The fitness coach says that, because he was still in the process of building a public image, he felt under pressure to do what picture editors and stylists asked of him.
“When you’re coming up, it’s what you have to do,” he says. “You think, ‘Ah, I’d better do it or they might not want to interview me again.’”
Now that he is a familiar face on screens across Britain, however, Wicks feels more able to lay down his limits. “I just say no,” he says, of any shirtless requests that come his way.
Wicks’ experience will be familiar to anyone who has felt the burden to please in the course of growing their career – and it’s a pressure that plays out at all different levels.
It may, for instance, mean you work endless overtime to prove yourself as a newbie – as seen by the 40% of young adults who work 20 hours or more in unpaid extra shifts a week.
Or it could mean you behave in ways that feel uncomfortable to you, in order to make your mark – as happened to a young Romola Garai (and countless other actresses) with Harvey Weinstein at the start of her career.
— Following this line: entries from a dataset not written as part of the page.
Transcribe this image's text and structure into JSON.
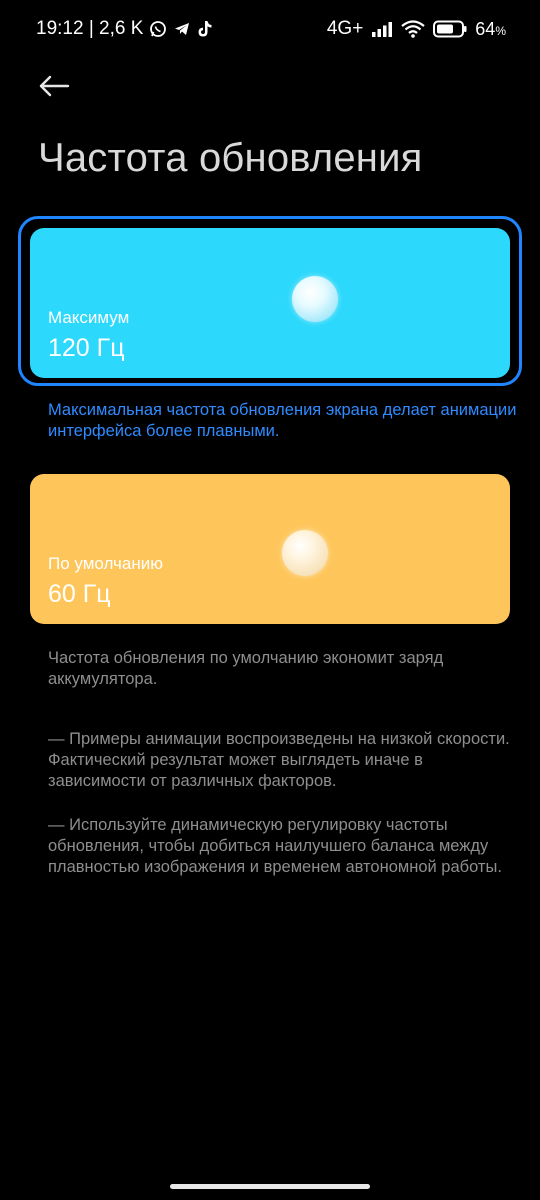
{
  "status_bar": {
    "time_info": "19:12 | 2,6 K",
    "network": "4G+",
    "battery_percent": "64",
    "battery_suffix": "%",
    "icons": [
      "whatsapp-icon",
      "telegram-icon",
      "tiktok-icon",
      "signal-icon",
      "wifi-icon",
      "battery-icon"
    ]
  },
  "header": {
    "back_icon": "arrow-left-icon",
    "title": "Частота обновления"
  },
  "options": [
    {
      "label": "Максимум",
      "value": "120 Гц",
      "color": "#2cd8fb",
      "selected": true,
      "description": "Максимальная частота обновления экрана делает анимации интерфейса более плавными."
    },
    {
      "label": "По умолчанию",
      "value": "60 Гц",
      "color": "#fec65a",
      "selected": false,
      "description": "Частота обновления по умолчанию экономит заряд аккумулятора."
    }
  ],
  "notes": [
    "— Примеры анимации воспроизведены на низкой скорости. Фактический результат может выглядеть иначе в зависимости от различных факторов.",
    "— Используйте динамическую регулировку частоты обновления, чтобы добиться наилучшего баланса между плавностью изображения и временем автономной работы."
  ],
  "colors": {
    "selection_outline": "#1f86ff",
    "description_selected": "#2f8bff",
    "description_muted": "#8e8e8e",
    "background": "#000000"
  }
}
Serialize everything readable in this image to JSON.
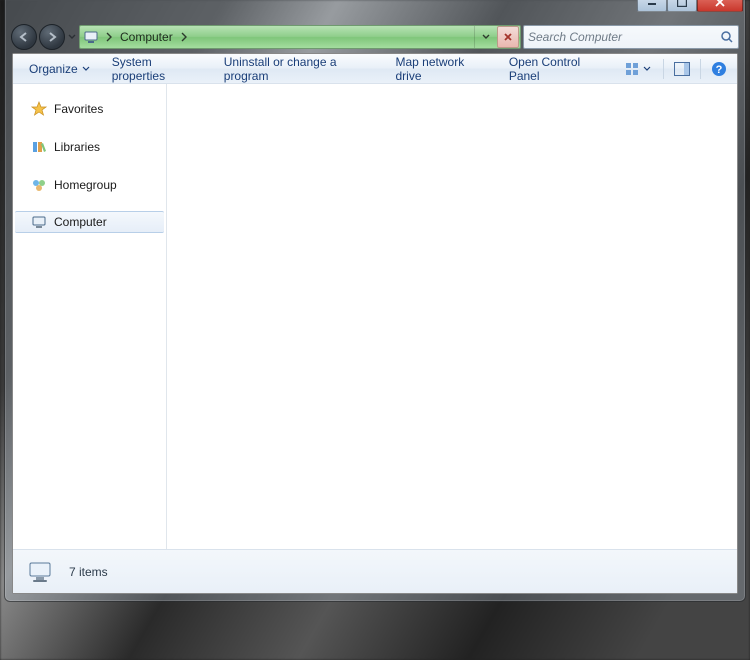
{
  "breadcrumb": {
    "location": "Computer"
  },
  "search": {
    "placeholder": "Search Computer"
  },
  "toolbar": {
    "organize": "Organize",
    "system_properties": "System properties",
    "uninstall": "Uninstall or change a program",
    "map_drive": "Map network drive",
    "control_panel": "Open Control Panel"
  },
  "nav": {
    "favorites": "Favorites",
    "libraries": "Libraries",
    "homegroup": "Homegroup",
    "computer": "Computer"
  },
  "status": {
    "text": "7 items"
  }
}
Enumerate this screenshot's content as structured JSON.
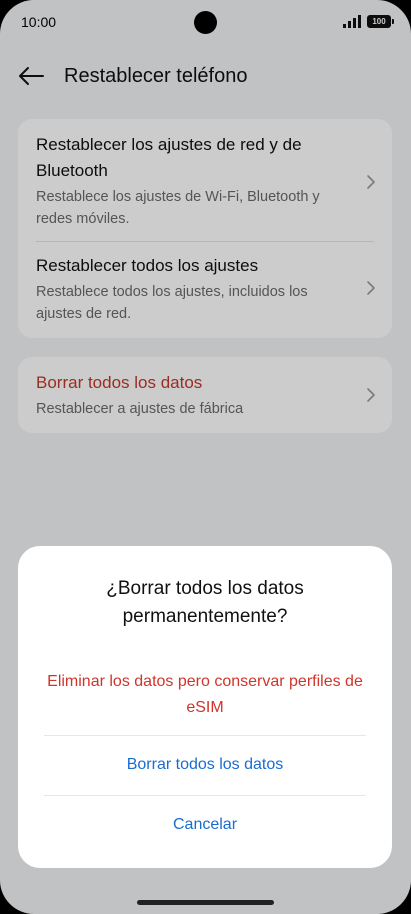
{
  "status_bar": {
    "time": "10:00",
    "battery": "100"
  },
  "header": {
    "title": "Restablecer teléfono"
  },
  "settings": {
    "items": [
      {
        "title": "Restablecer los ajustes de red y de Bluetooth",
        "subtitle": "Restablece los ajustes de Wi-Fi, Bluetooth y redes móviles."
      },
      {
        "title": "Restablecer todos los ajustes",
        "subtitle": "Restablece todos los ajustes, incluidos los ajustes de red."
      },
      {
        "title": "Borrar todos los datos",
        "subtitle": "Restablecer a ajustes de fábrica"
      }
    ]
  },
  "dialog": {
    "title": "¿Borrar todos los datos permanentemente?",
    "option_keep_esim": "Eliminar los datos pero conservar perfiles de eSIM",
    "option_erase_all": "Borrar todos los datos",
    "option_cancel": "Cancelar"
  },
  "colors": {
    "danger": "#c0392b",
    "accent": "#1a6dd0"
  }
}
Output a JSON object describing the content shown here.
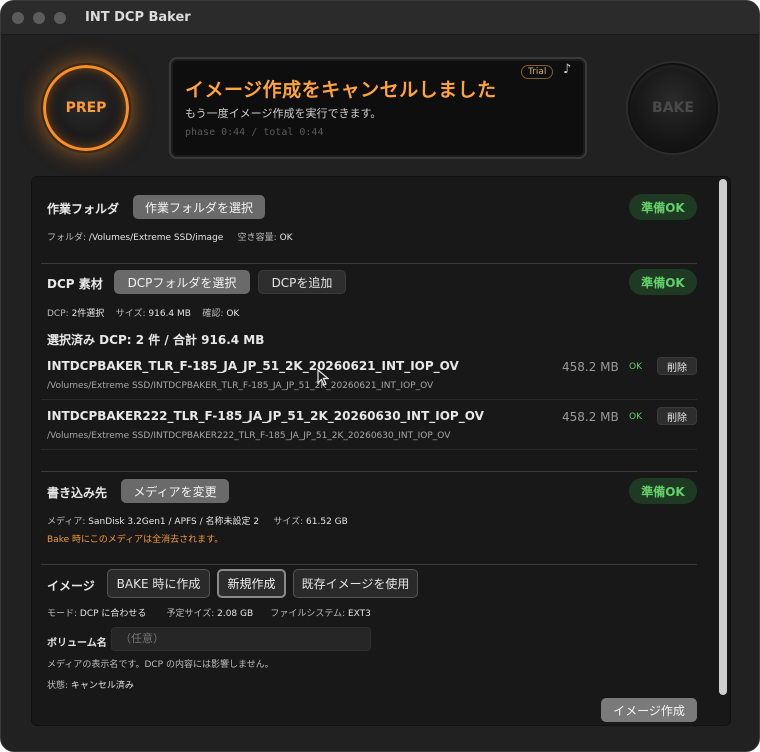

“You had to be personally approved by him,” she recalled in a 2018 interview. “So I had to go to his hotel room in the Savoy, and he answered the door in his bathrobe. I was only 18. I felt violated by it, it has stayed very clearly in my memory.”
These incidents affect those at the centre of them in different ways, according to how they unfold.
Clearly, for Wicks, the pressure to go shirtless wasn’t a huge deal. But his message of pushing back is still key. The more secure you feel in yourself and your abilities, the more you feel able to draw a line on what you will and won’t accept in your career; no matter what the issue at hand is.
In The Times interview, Wicks also revealed that his fame has brought with it a more traumatic side, in the form of people who contact him via social media when they’re in a state of huge mental distress.
True to his heroic persona, Wicks stepped in to help a woman in this scenario once.
“Receiving suicidal DMs is stressful. It’s emotional,” he says. “When this woman reached out to me, I thought, ‘Even if it’s a cry for help, I can’t ignore this message.’ So I jumped on the phone to her. It was difficult because I didn’t know what to say – I’m not a professional. But I managed to talk her round a little bit.”
Wicks also admits that his lockdown PE sessions were emotionally draining: “some days I just didn’t want to do that, didn’t feel like it”. But with a record-breaking 955,185 people tuning into his workouts on one day alone, it’s lucky he kept up the graft.